Un grande hype, un’ottima campagna pubblicitaria e una buona confezione non contano nulla se poi manca la sostanza.

Romanzare o non romanzare, questo è il problema

Seppur collocati nel contesto di fatti realmente accaduti, le storie narrate sono il frutto delle fantasie degli autori.

Il ruolo dei personaggi, delle società, delle organizzazioni, delle testate giornalistiche, dei partiti politici, dei programmi televisivi, delle pubbliche amministrazioni e in generale dei soggetti pubblici e privati realmente esistenti, è stato liberamente rielaborato e romanzato, così come la loro partecipazione alle vicende immaginarie dei personaggi, inventate dagli autori.

Frutto di fantasia degli autori è ugualmente ogni riferimento all’attività della Compagnia del Bagaglino e del Salone Margherita.

Qualsiasi collegamento con persone vissute o viventi, non esplicitamente individuate, è perciò puramente casuale.

Una serie infinita di mani è la prima cosa che 1993 mette davanti allo spettatore.

Quello che può sembrare un atto dovuto visti i temi, è in realtà la prova della mancanza di coraggio che questi autori hanno avuto nel raccontare una storia di cui non v’è nulla da interpretare, in quanto è appunto ‘storia’. I propositi con cui la Serie si era presentata (colei che avrebbe raccontato il lato oscuro degli anni di Tangentopoli) sono svaniti non appena il papiro sopra esposto è apparso sugli schermi.

La questione principale è creare delle vicende interessanti per rendere intrigante il contesto reale in cui sono inserite.
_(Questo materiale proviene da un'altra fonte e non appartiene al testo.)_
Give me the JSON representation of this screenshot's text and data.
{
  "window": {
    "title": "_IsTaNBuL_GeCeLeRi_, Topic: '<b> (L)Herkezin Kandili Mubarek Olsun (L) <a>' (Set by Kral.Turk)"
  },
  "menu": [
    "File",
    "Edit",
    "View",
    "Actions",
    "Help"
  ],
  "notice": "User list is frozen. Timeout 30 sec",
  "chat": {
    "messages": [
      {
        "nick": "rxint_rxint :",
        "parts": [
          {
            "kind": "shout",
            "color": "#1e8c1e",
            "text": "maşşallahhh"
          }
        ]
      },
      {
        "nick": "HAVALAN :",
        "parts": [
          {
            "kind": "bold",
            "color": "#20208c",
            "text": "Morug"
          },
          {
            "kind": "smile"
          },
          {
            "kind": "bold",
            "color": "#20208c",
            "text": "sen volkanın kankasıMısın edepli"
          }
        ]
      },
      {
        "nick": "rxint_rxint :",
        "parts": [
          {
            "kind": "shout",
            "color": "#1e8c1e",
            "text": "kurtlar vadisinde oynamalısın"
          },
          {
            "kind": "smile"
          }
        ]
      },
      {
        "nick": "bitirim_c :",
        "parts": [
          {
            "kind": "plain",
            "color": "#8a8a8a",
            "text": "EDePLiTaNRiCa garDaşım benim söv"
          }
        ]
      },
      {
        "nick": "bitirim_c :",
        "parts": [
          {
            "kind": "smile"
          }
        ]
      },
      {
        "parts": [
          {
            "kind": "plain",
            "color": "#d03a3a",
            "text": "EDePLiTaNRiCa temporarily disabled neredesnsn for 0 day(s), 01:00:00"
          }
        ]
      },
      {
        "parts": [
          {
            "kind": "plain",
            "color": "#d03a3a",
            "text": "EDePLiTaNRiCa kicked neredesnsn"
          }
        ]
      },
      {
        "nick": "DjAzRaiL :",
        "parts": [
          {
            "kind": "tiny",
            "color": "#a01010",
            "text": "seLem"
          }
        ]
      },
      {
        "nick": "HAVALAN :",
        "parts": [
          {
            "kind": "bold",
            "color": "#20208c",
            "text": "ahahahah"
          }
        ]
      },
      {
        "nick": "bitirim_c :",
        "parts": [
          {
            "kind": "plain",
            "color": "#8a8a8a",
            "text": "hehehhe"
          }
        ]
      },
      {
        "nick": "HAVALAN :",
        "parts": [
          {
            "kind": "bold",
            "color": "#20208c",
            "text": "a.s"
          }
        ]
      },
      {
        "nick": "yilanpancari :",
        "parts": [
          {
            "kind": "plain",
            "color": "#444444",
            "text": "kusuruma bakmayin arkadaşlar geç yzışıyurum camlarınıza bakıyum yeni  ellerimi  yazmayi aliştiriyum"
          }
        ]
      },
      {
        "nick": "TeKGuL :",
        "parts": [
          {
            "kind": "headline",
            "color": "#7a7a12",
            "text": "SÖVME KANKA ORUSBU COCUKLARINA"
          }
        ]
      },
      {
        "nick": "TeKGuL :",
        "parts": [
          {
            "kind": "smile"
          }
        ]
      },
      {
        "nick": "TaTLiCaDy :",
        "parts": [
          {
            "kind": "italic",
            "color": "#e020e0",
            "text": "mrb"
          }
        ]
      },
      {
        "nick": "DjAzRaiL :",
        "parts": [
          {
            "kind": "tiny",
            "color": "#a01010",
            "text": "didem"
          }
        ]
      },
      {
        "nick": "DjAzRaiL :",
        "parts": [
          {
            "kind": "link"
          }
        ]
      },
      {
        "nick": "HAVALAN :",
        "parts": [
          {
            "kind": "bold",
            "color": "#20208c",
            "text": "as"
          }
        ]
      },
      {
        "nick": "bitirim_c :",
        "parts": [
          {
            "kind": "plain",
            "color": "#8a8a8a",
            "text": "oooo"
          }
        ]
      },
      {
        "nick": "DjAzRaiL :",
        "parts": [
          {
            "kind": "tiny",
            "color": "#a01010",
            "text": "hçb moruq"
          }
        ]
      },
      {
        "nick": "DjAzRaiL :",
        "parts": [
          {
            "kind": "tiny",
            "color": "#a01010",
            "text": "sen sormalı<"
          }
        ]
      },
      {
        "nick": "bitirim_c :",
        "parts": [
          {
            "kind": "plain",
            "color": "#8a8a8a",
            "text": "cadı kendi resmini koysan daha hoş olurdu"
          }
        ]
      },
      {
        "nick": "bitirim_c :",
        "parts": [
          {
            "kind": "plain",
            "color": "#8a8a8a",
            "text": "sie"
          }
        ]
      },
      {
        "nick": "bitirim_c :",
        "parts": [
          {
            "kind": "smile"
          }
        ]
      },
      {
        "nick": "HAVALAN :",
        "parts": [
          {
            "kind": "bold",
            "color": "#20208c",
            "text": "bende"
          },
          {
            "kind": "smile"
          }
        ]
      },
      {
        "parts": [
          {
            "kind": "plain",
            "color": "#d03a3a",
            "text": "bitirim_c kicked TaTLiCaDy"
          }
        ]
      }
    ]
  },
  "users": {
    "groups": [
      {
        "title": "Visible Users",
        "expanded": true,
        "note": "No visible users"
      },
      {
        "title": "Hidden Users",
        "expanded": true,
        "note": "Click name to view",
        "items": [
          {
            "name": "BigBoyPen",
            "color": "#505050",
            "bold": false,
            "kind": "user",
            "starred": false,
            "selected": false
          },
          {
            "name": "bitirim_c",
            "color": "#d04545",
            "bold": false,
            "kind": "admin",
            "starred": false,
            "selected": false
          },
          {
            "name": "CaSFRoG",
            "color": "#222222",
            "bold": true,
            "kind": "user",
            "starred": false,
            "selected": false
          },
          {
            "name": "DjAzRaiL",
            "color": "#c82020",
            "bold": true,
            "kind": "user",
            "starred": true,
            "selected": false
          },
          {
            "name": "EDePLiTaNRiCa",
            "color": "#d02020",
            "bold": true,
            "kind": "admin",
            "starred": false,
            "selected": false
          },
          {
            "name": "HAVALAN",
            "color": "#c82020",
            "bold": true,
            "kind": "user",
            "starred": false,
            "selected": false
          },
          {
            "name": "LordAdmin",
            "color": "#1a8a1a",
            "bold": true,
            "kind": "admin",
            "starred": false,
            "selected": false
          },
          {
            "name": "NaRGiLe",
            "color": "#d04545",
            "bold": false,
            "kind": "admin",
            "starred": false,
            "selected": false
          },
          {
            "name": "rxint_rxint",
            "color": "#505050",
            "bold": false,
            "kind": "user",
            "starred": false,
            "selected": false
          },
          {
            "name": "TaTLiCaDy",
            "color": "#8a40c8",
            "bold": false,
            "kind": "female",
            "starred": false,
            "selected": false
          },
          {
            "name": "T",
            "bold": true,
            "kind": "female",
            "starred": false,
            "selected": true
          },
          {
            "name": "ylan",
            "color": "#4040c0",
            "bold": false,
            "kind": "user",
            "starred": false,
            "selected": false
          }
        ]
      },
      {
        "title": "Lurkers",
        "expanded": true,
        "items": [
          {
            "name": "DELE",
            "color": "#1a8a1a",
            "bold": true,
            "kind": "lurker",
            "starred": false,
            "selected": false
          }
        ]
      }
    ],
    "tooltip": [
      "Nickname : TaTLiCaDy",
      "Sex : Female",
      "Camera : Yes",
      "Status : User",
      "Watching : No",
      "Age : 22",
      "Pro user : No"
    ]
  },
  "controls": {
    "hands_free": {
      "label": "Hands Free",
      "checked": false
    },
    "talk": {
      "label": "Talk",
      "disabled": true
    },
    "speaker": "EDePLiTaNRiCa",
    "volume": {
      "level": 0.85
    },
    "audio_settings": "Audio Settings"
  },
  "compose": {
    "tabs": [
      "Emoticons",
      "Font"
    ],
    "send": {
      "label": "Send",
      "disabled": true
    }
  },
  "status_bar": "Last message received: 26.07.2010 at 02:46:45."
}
Questo in 1993 non avviene. Sono delle storie piuttosto banali e dai risvolti scontati che hanno solo un leggero retrogusto di contesto storico. Se a questo si aggiunge che sono state trattate con una sufficienza e una consequenzialità ai limiti dell’imbarazzo, beh, il risultato è evidente.

Si preferiva una vicenda cruda, netta, che facesse male perché tremendamente vera. Stare in mezzo tra finzione e realtà e non aver saputo rendere l’una all’altezza dell’altra non ha pagato.